Monday, Feb. 20, 1928

Pan-Americana

The Sixth Pan-American Conference at Havana (TIME, Jan. 16 et seq.) transferred most of its business, last week, from open and public committees to closed and secret subcommittees. With the consequent choking off of oratory, there ensued a modest modicum of progress: P: The text of a Pan-American Aviation Treaty was drafted. A vital clause confirms to the U. S. a right to make treaties with the Republic of Panama in such fashion as to exclude foreign air snoopers from the vicinity of the Canal. The treaty as a whole sponsors the "establishment and operation of practicable inter-American aerial lines and terminals."

In order to jam through the Canal protecting clause, U. S. Delegate Henry Prather Fletcher (also U. S. Ambassador to Italy) was obliged to declare roundly:

"We make no secret of our desire to control the Panama Canal in inter-American relations. The United States does not want a provision that might jeopardize our communications, east, west, north, south, in any attack from the air." P: The ambitious project of founding a "Pan-American League of Nations" by endowing the Pan-American Union- with political powers was sacked in subcommittee and finally in committee by an adverse vote in the ratio of two to one. P: The Conference solemnly and gallantly assembled to hear speeches in behalf of Pan-American womanhood.

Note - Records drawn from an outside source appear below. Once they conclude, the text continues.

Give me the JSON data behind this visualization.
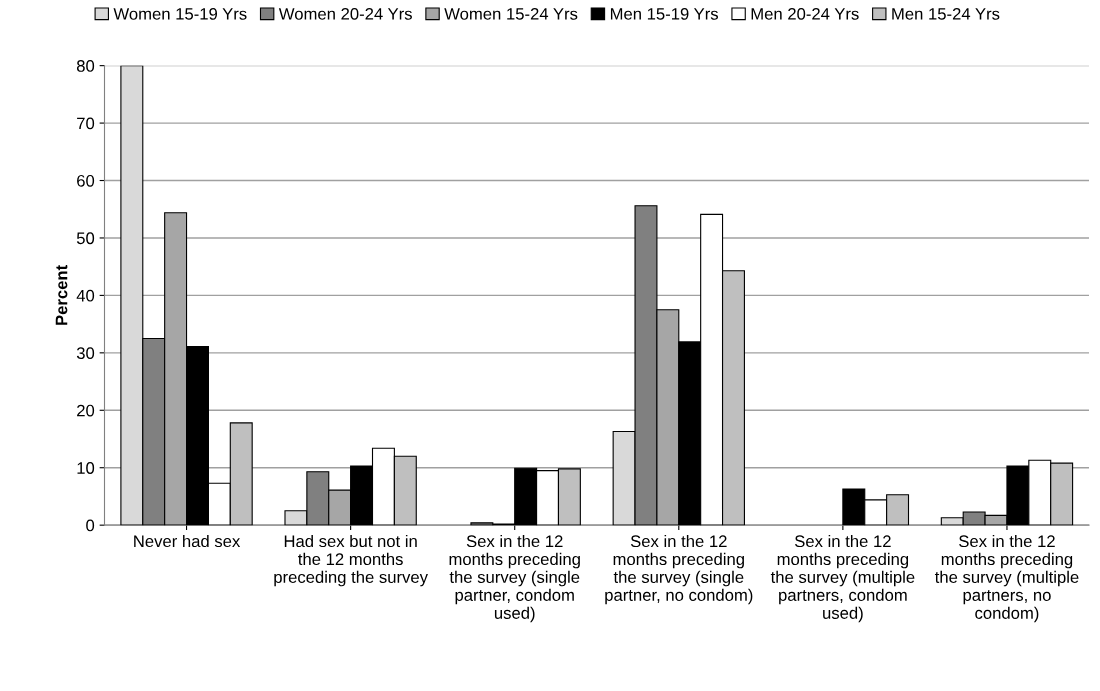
{
  "chart_data": {
    "type": "bar",
    "ylabel": "Percent",
    "categories": [
      "Never had sex",
      "Had sex but not in the 12 months preceding the survey",
      "Sex in the 12 months preceding the survey (single partner, condom used)",
      "Sex in the 12 months preceding the survey (single partner, no condom)",
      "Sex in the 12 months preceding the survey (multiple partners, condom used)",
      "Sex in the 12 months preceding the survey (multiple partners, no condom)"
    ],
    "series": [
      {
        "name": "Women 15-19 Yrs",
        "color": "#d9d9d9",
        "values": [
          80,
          2.5,
          0,
          16.3,
          0,
          1.3
        ]
      },
      {
        "name": "Women 20-24 Yrs",
        "color": "#808080",
        "values": [
          32.5,
          9.3,
          0.4,
          55.6,
          0,
          2.3
        ]
      },
      {
        "name": "Women 15-24 Yrs",
        "color": "#a6a6a6",
        "values": [
          54.4,
          6.1,
          0.2,
          37.5,
          0,
          1.7
        ]
      },
      {
        "name": "Men 15-19 Yrs",
        "color": "#000000",
        "values": [
          31.1,
          10.3,
          9.9,
          31.9,
          6.3,
          10.3
        ]
      },
      {
        "name": "Men 20-24 Yrs",
        "color": "#ffffff",
        "values": [
          7.3,
          13.4,
          9.5,
          54.1,
          4.4,
          11.3
        ]
      },
      {
        "name": "Men 15-24 Yrs",
        "color": "#bfbfbf",
        "values": [
          17.8,
          12.0,
          9.8,
          44.3,
          5.3,
          10.8
        ]
      }
    ],
    "ylim": [
      0,
      80
    ],
    "yticks": [
      0,
      10,
      20,
      30,
      40,
      50,
      60,
      70,
      80
    ],
    "grid": "y",
    "legend": "top"
  }
}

Spoke "Miss" Doris Stevens, wedded wife of international divorce lawyer Dudley Field Malone. Keynoting for many a woman-group, she said:

"Men cannot feel as we do. . . . Since the beginning of time men with the best intentions have been writing laws for our good. Since the beginning of time brave and valiant women have been abolishing these same laws. . . ." P: Throughout the week Chief U. S. Delegate Charles Evans Hughes labored manfully in subcommittee to prevent the drafting into a code of Pan-American International Law of any clause which would tend to prevent the U. S. from intervening in Latin American countries.

*The permanent bureau or secretariat in Washington of the Pan-American Conference.